Adílson Brilhante (Rosário do Sul – rs, 1942) é um fotógrafo incansável em experimentar novas abordagens sobre a paisagem roraimense. Suas fotografias em infravermelho capturam e traduzem a essência do lavrado depurado segundo uma lógica própria que encanta pelo estranhamento/reconhecimento dos elementos quase personificados, mas que são dessacralizados para assumir uma outra identidade enquanto paisagem.
A Estética do Lavrado, em seu process in progress, não é, portanto, uma noção pronta, mas antes se constitui como uma postura de se encarar a paisagem roraimense e as possibilidades singulares da sua constituição imagética pelos artistas, fotógrafos e cinegrafistas (roraimenses e roraimados) atribuindo sentido às suas vivências e subjetividades no diálogo com esse personagem natural que está presente nos campos e lavrados para aquém e além da fronteira.
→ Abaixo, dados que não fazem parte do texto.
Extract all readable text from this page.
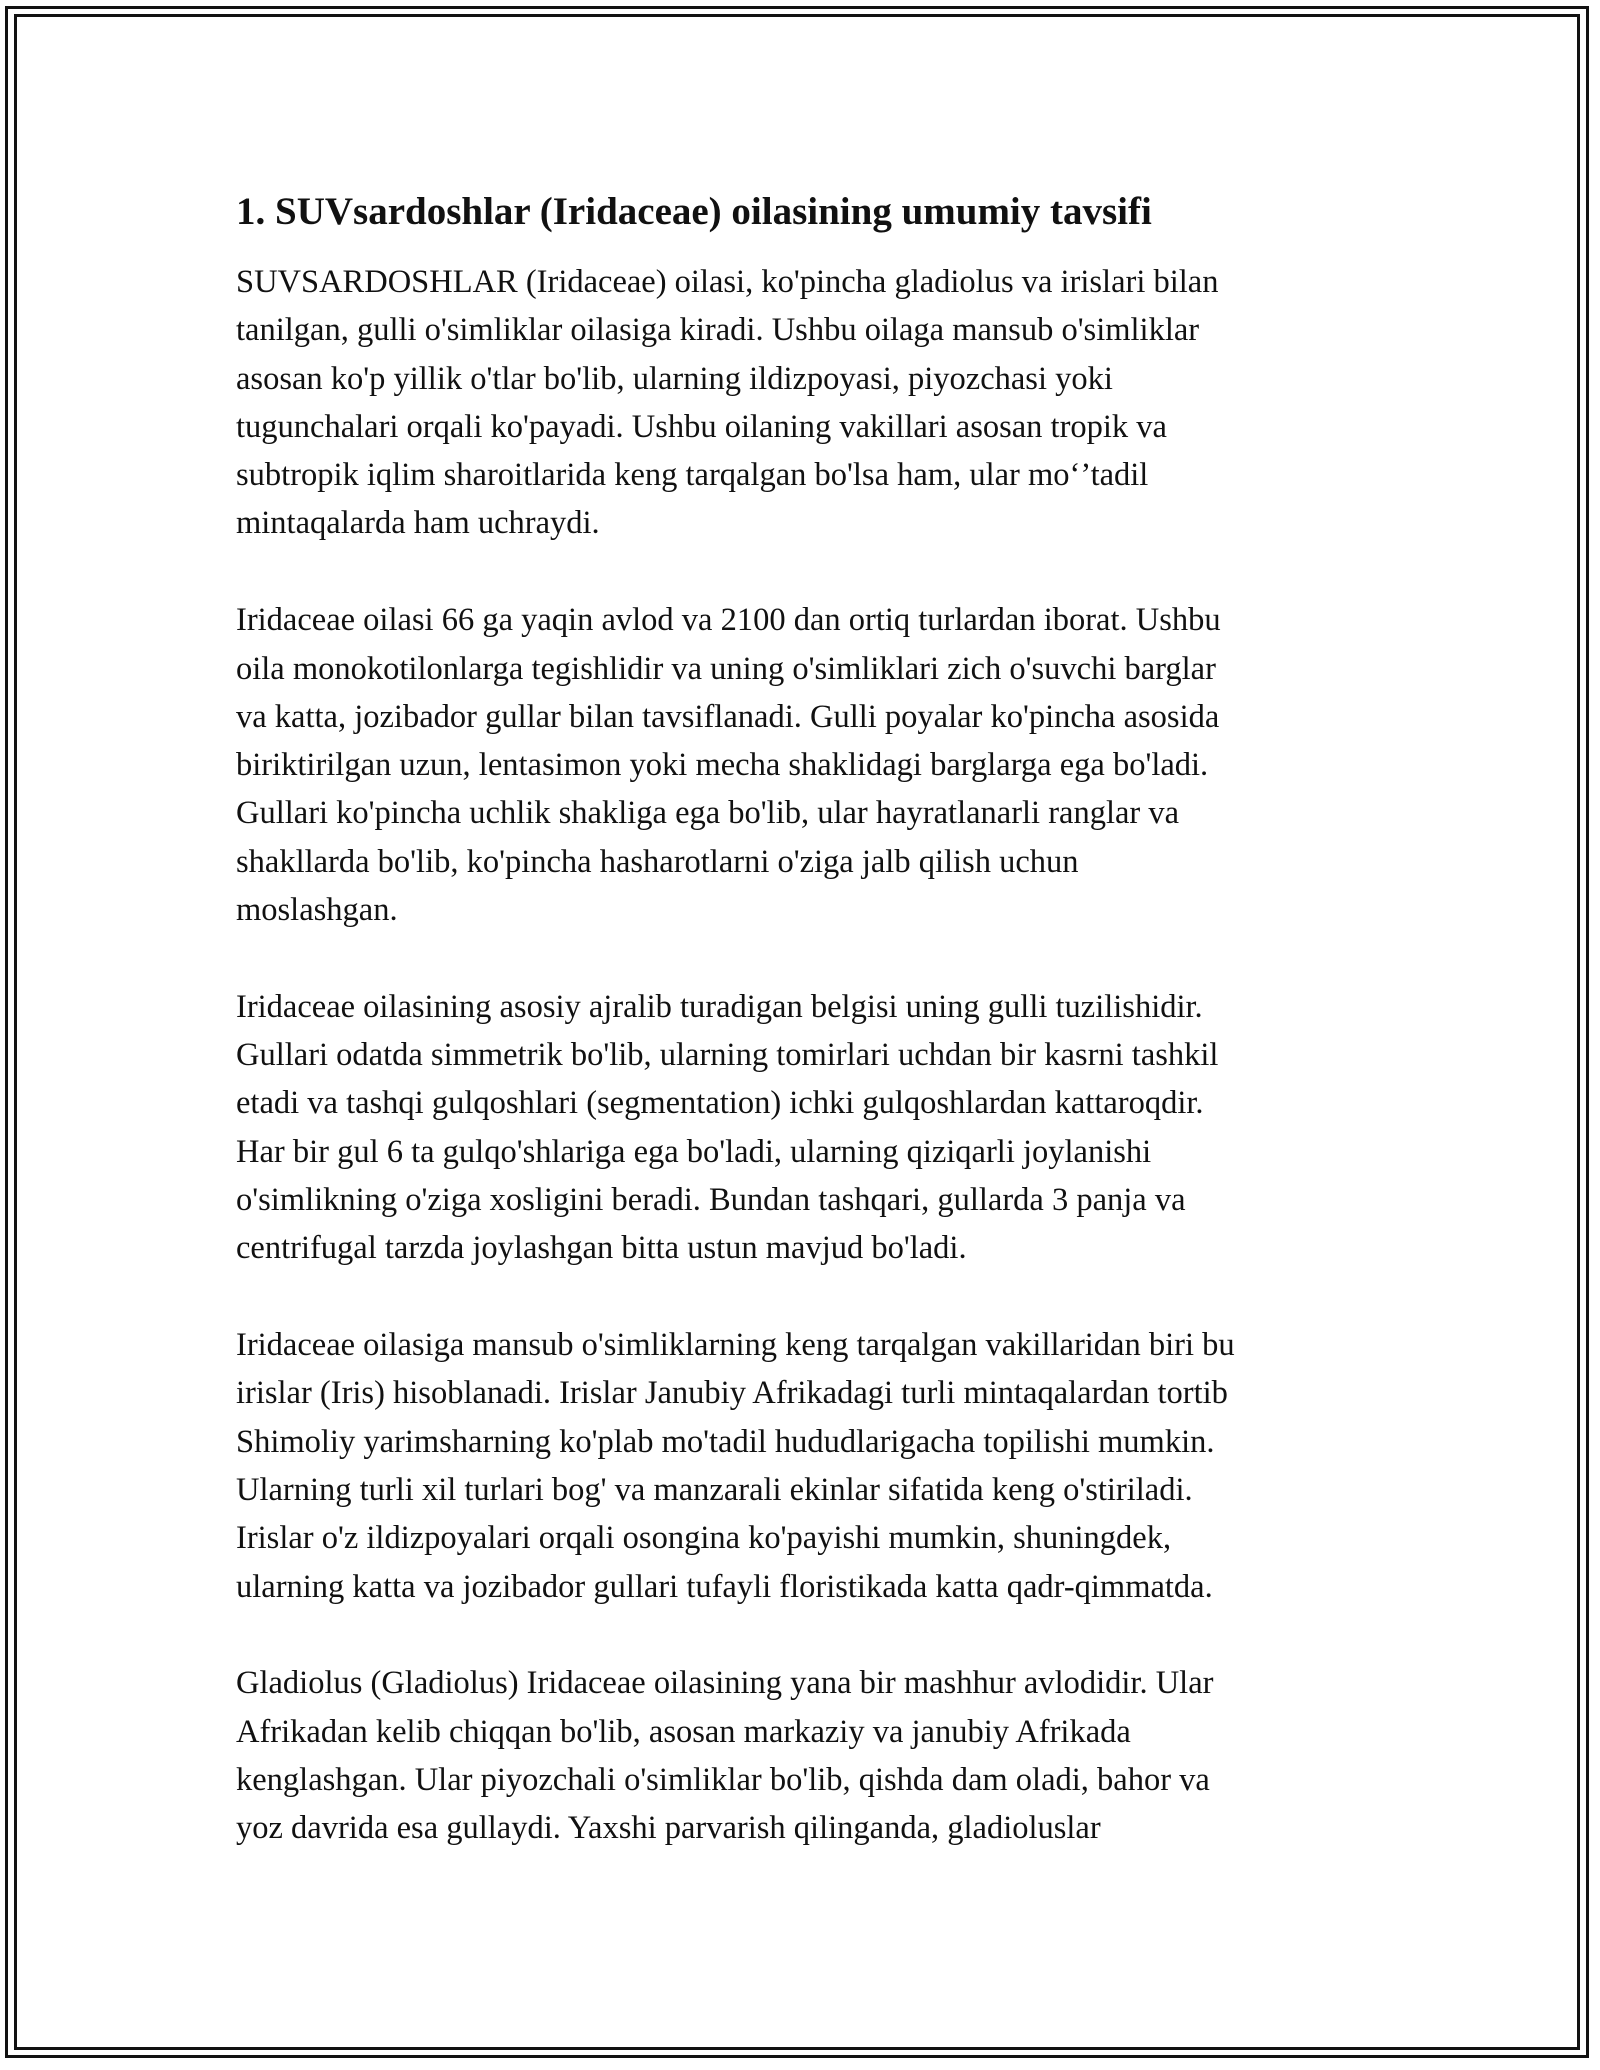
1. SUVsardoshlar (Iridaceae) oilasining umumiy tavsifi

SUVSARDOSHLAR (Iridaceae) oilasi, ko'pincha gladiolus va irislari bilan
tanilgan, gulli o'simliklar oilasiga kiradi. Ushbu oilaga mansub o'simliklar
asosan ko'p yillik o'tlar bo'lib, ularning ildizpoyasi, piyozchasi yoki
tugunchalari orqali ko'payadi. Ushbu oilaning vakillari asosan tropik va
subtropik iqlim sharoitlarida keng tarqalgan bo'lsa ham, ular mo‘’tadil
mintaqalarda ham uchraydi.

Iridaceae oilasi 66 ga yaqin avlod va 2100 dan ortiq turlardan iborat. Ushbu
oila monokotilonlarga tegishlidir va uning o'simliklari zich o'suvchi barglar
va katta, jozibador gullar bilan tavsiflanadi. Gulli poyalar ko'pincha asosida
biriktirilgan uzun, lentasimon yoki mecha shaklidagi barglarga ega bo'ladi.
Gullari ko'pincha uchlik shakliga ega bo'lib, ular hayratlanarli ranglar va
shakllarda bo'lib, ko'pincha hasharotlarni o'ziga jalb qilish uchun
moslashgan.

Iridaceae oilasining asosiy ajralib turadigan belgisi uning gulli tuzilishidir.
Gullari odatda simmetrik bo'lib, ularning tomirlari uchdan bir kasrni tashkil
etadi va tashqi gulqoshlari (segmentation) ichki gulqoshlardan kattaroqdir.
Har bir gul 6 ta gulqo'shlariga ega bo'ladi, ularning qiziqarli joylanishi
o'simlikning o'ziga xosligini beradi. Bundan tashqari, gullarda 3 panja va
centrifugal tarzda joylashgan bitta ustun mavjud bo'ladi.

Iridaceae oilasiga mansub o'simliklarning keng tarqalgan vakillaridan biri bu
irislar (Iris) hisoblanadi. Irislar Janubiy Afrikadagi turli mintaqalardan tortib
Shimoliy yarimsharning ko'plab mo'tadil hududlarigacha topilishi mumkin.
Ularning turli xil turlari bog' va manzarali ekinlar sifatida keng o'stiriladi.
Irislar o'z ildizpoyalari orqali osongina ko'payishi mumkin, shuningdek,
ularning katta va jozibador gullari tufayli floristikada katta qadr-qimmatda.

Gladiolus (Gladiolus) Iridaceae oilasining yana bir mashhur avlodidir. Ular
Afrikadan kelib chiqqan bo'lib, asosan markaziy va janubiy Afrikada
kenglashgan. Ular piyozchali o'simliklar bo'lib, qishda dam oladi, bahor va
yoz davrida esa gullaydi. Yaxshi parvarish qilinganda, gladioluslar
Ela está inscrita no plano da visualidade e da identidade e se faz notar nas práticas artísticas e no imaginário daqueles que se dispõem a contemplá-la para além de meramente pousar os olhos no campo. Estética da apropriação e ressignificação de uma paisagem-símbolo que se faz paisagem-personagem.
Vista – rr, 2012. nota
1. Roraima é dos mais novos estados do Brasil, tendo sido criado através da Constituição Federal de 1988, quando passou da condição de território a estado federativo.